医療機器メーカーから賄賂を受け取ったとして東京大学医学部付属病院医師の松原全宏容疑者(53)が19日、収賄容疑で逮捕された。東大医学部を出て、日本の医学・医療の最前線で15年以上働いた容疑者は、なぜ逮捕されることになったのか。きっかけは100キロ以上離れた長野県でのある事件だった。
「救急医療」「再生医療」「骨密度」。東京大学で容疑者を紹介するホームページには、医療分野の論文がずらっと並んでいた。准教授の肩書も持つ松原容疑者が、これまでに関わった研究成果だという。
捜査関係者によると、容疑者は1997年に東大医学部を卒業し、東大病院に採用された。出向を経て2007年に東大病院に戻り、15年以上勤務する。
「外傷診チーフ」として骨折患者の手術手がける
同病院の救急・集中治療科に所属しながら、整形外科・脊椎(せきつい)外科の「外傷診チーフ」として骨折患者の手術などを担当していた。
ところが11月19日。汚職事件などを手がける、警視庁捜査2課に収賄容疑で逮捕された。
容疑は2021年9月と23年1月、ある医療機器メーカーが扱う大腿(だいたい)骨のインプラントの使用について、便宜を図る趣旨で、同社側に現金計80万円を寄付させ、うち計約70万円相当の賄賂を受け取ったというもの。同課は認否を明らかにしていない。
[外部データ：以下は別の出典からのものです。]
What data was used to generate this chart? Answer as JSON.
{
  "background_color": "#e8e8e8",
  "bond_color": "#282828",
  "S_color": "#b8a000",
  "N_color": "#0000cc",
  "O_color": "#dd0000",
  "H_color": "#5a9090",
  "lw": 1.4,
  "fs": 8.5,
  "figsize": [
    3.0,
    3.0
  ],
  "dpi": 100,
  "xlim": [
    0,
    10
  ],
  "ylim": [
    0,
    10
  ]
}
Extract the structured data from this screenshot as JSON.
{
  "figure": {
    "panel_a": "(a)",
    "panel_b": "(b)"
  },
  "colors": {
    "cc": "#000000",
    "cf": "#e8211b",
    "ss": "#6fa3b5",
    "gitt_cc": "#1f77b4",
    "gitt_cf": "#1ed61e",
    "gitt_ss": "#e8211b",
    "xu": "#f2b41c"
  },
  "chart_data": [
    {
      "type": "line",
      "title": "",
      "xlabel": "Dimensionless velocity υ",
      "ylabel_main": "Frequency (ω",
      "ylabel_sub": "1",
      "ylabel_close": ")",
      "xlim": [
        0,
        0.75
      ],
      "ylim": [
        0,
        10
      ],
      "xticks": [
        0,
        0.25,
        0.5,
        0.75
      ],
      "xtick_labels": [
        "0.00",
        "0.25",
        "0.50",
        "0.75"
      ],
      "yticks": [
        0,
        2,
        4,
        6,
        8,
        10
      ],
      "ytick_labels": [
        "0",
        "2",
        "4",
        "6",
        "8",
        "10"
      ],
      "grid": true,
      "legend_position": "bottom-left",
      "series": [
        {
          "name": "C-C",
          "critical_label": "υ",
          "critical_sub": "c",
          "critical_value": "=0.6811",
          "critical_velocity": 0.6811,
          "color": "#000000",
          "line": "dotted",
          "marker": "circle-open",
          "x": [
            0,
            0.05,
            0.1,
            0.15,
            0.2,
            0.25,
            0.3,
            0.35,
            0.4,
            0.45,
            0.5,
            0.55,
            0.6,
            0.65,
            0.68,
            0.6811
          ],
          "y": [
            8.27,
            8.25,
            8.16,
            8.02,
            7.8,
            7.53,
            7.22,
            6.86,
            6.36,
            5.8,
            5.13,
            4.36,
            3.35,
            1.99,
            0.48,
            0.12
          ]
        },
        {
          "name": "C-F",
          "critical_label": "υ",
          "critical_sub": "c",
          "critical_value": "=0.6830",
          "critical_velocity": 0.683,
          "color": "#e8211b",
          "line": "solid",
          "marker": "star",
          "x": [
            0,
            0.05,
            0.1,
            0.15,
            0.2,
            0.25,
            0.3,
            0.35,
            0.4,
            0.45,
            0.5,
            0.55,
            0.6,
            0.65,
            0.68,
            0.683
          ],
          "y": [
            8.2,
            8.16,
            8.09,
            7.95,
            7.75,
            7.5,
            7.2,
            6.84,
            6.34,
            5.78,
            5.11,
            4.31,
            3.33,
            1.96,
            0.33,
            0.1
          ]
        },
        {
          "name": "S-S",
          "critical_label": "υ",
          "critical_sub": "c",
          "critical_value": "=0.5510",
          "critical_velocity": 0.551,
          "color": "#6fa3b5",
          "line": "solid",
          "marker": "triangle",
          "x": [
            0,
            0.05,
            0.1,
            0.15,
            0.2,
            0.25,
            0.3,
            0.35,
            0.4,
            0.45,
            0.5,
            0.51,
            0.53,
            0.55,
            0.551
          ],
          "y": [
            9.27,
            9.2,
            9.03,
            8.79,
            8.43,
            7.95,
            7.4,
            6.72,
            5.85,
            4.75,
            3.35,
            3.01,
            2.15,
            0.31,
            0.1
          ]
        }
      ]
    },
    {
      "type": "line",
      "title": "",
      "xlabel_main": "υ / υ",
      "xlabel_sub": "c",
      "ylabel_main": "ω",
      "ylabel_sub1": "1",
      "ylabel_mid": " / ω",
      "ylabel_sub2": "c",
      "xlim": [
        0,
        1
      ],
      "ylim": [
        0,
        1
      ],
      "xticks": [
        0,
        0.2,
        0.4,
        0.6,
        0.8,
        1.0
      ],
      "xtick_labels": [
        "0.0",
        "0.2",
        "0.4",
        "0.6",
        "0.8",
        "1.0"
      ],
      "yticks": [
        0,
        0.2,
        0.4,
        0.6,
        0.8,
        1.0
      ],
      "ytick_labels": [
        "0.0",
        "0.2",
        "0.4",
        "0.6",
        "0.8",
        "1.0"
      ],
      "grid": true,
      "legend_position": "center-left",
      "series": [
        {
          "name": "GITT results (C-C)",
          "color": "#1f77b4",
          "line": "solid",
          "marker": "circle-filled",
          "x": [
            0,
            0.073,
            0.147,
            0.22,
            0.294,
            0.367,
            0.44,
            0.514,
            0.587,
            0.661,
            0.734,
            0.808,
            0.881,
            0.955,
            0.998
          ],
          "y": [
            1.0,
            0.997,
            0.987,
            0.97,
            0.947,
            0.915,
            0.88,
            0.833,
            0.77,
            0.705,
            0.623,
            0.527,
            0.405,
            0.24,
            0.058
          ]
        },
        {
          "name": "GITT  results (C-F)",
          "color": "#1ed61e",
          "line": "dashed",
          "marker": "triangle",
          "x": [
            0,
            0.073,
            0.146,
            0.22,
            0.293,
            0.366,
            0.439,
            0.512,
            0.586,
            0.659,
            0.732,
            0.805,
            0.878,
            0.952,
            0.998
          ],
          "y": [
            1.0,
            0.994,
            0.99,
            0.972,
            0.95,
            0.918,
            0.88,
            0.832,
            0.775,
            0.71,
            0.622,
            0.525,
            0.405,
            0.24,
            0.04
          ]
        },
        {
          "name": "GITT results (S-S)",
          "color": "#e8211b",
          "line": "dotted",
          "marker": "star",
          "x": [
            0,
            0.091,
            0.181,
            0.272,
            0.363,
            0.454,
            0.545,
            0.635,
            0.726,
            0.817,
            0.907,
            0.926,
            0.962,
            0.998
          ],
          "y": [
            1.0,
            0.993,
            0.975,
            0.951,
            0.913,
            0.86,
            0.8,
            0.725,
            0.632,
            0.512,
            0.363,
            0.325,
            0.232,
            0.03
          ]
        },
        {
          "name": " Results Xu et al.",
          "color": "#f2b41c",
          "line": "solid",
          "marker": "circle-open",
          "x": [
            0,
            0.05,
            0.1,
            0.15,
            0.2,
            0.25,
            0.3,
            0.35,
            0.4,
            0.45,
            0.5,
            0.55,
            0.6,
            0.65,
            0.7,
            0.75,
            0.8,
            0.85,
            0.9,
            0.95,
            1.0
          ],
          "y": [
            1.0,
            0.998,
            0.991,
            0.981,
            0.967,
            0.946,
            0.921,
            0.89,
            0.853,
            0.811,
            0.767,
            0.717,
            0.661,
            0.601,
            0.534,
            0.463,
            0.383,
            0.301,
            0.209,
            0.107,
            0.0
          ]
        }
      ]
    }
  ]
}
メーカーの名前は東京都新宿区にある「日本エム・ディ・エム」。信用調査会社などによると、整形外科向けの医療機器の開発や販売などを手がける。
1973年設立で、東証プライム上場。今年3月期の従業員数は538人、売上高は過去最高の約251億円だった(いずれも連結)。
今年6~7月、同社の元社員ら3人が長野県佐久市立国保浅間総合病院の医師2人に現金を渡したとして贈賄容疑で書類送検され、起訴されていた。
この事件の捜査をしていたのが、警視庁捜査2課だった。